The Thirteen Problems
The Thirteen Problems First Edition Cover 1932.jpg
Dust-jacket illustration of the first UK edition
Author Agatha Christie
Cover artist Not known
Country United Kingdom
Language English
Genre Detective fiction
Short stories
Publisher Collins Crime Club
Publication date
June 1932
Media type Print (hardback & paperback)
Pages 256 pp (first edition, hardcover)
Preceded by Peril at End House
Followed by Lord Edgware Dies

The Thirteen Problems is a short story collection written by Agatha Christie and first published in the UK by Collins Crime Club in June 1932 and in the US by Dodd, Mead and Company in 1933 under the title The Tuesday Club Murders. The UK edition retailed at seven shillings and sixpence (7/6) and the US edition at $2.00. The thirteen stories feature the amateur detective Miss Marple, her nephew Raymond West, and her friend Sir Henry Clithering. They are the earliest stories Christie wrote about Miss Marple.

As in some of her other short story collections (e.g. Partners in Crime), Christie employs an overarching narrative, making the book more like an episodic novel. There are three sets of narratives, though they themselves interrelate. The first set of six are stories told by the Tuesday Night Club, a random gathering of people at the house of Miss Marple. Each week the group tell tales of mystery, always solved by the female amateur detective from the comfort of her armchair. One of the guests is Sir Henry Clithering, an ex-Commissioner of Scotland Yard, and this allows Christie to resolve the story, with him usually pointing out that the criminals were caught.

Sir Henry Clithering invites Miss Marple to a dinner party, where the next set of six stories are told. The group of guests employ a similar guessing game, and once more Miss Marple triumphs. The thirteenth story, Death by Drowning, takes place some time after the dinner party when Miss Marple finds out that Clithering is staying in St Mary Mead and asks him to help in the investigation surrounding the death of a local village girl. At the start of the story Miss Marple secretly predicts who the murderer is and her solution proves correct.

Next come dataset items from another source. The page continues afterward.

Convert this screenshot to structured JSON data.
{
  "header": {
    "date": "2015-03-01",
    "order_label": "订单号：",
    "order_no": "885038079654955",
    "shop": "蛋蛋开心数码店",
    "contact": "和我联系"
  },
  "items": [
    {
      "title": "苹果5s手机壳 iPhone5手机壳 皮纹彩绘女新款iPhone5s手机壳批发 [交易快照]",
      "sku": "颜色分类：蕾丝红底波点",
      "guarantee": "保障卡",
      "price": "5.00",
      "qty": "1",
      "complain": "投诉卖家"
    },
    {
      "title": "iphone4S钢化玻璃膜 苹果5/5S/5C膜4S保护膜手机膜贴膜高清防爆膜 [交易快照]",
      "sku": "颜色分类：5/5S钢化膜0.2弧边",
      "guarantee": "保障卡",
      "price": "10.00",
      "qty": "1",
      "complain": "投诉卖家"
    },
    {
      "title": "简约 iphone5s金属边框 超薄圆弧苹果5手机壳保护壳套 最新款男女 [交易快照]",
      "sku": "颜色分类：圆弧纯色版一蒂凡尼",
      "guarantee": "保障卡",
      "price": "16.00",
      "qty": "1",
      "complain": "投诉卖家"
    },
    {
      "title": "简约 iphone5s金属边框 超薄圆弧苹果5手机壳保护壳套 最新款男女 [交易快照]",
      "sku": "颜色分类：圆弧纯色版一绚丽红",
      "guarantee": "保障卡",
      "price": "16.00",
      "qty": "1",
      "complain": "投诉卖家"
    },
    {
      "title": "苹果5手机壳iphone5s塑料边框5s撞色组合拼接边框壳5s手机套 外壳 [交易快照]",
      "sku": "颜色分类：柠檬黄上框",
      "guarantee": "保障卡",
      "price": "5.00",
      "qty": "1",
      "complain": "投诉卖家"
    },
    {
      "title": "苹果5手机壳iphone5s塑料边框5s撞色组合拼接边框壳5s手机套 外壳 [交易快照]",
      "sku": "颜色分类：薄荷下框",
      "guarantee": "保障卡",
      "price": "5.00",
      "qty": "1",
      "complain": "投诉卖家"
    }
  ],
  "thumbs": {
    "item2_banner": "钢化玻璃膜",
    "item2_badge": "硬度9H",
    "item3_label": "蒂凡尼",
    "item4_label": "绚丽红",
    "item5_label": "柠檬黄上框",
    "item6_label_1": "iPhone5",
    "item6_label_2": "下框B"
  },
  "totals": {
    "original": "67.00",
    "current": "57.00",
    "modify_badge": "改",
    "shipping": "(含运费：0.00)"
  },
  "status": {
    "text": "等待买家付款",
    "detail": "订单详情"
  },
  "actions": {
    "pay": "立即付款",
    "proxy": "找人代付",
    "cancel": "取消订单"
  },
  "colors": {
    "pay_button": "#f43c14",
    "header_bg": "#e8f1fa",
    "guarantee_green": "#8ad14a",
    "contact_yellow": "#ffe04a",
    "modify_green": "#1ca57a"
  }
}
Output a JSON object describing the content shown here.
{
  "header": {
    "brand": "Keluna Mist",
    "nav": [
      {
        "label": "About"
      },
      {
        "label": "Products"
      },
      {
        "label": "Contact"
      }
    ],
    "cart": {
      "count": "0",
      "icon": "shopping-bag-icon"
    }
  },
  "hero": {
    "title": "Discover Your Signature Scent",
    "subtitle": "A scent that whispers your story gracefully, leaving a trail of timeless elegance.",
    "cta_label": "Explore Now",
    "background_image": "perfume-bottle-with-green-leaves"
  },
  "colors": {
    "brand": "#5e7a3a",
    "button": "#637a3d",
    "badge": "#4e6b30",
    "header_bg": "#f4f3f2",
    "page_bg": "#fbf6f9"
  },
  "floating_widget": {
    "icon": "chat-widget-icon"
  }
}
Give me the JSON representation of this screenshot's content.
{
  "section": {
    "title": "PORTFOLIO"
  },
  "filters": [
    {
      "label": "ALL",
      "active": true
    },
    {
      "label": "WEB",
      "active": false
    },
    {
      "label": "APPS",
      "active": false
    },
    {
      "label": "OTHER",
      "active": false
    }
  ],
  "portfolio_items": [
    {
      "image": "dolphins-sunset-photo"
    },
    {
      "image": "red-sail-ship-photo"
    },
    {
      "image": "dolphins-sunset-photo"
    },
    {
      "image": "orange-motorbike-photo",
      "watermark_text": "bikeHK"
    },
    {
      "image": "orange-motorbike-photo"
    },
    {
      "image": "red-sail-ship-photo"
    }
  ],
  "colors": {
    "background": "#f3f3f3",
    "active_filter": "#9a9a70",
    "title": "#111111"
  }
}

A group of friends are meeting at the house of Miss Marple in St Mary Mead. As well as the old lady herself, there is her nephew – the writer Raymond West – the artist Joyce Lemprière, Sir Henry Clithering (a former Scotland Yard commissioner), a clergyman called Dr Pender, and Mr Petherick, a solicitor. The conversation turns to unsolved mysteries; Raymond, Joyce, Pender, and Petherick all claim that their professions are ideal for solving crimes. Joyce suggests that they form a club; every Tuesday night, a member of the group must tell of a real mystery, and the others will attempt to solve it. Sir Henry agrees to participate, and Miss Marple brightly volunteers herself to round out the group.